I was told that my server refused to accept client network connections at a specific port could be due to the lack of file descriptors. I looked up what this is all about and read about it here: http://www.netadmintools.com/art295.html
So I tested my system and I got this:
cat /proc/sys/fs/file-nr
1088 0 331287
What does this mean? My limit is quite high yet I have 0 available file descriptors? why? How do I solve this for my server?
The second column actually stays at 0 even after I shutdown my server, it even stays at 0 even right after a boot!
You want to look at /proc/sys/fs/file-max instead
From recent linux/Documentation/sysctl/fs.txt:
file-max & file-nr:
The kernel allocates file handles dynamically, but as yet it doesn't free them again.
The value in file-max denotes the maximum number of file- handles that the Linux kernel will allocate. When you get lots of error messages about running out of file handles, you might want to increase this limit.

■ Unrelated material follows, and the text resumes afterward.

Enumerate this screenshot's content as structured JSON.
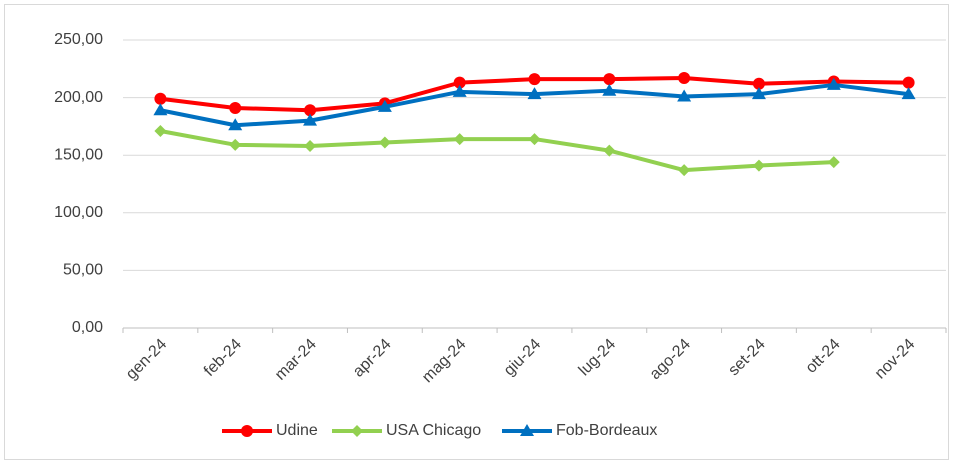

Historically, the three values in file-nr denoted the number of allocated file handles, the number of allocated but unused file handles, and the maximum number of file handles. Linux 2.6 always reports 0 as the number of free file handles -- this is not an error, it just means that the number of allocated file handles exactly matches the number of used file handles.
Attempts to allocate more file descriptors than file-max are reported with printk, look for "VFS: file-max limit reached".
EDIT: the underlying error is probably not the system running out of global filedescriptors, but just your process. It seems likely that the problem is the maximum size limit of select.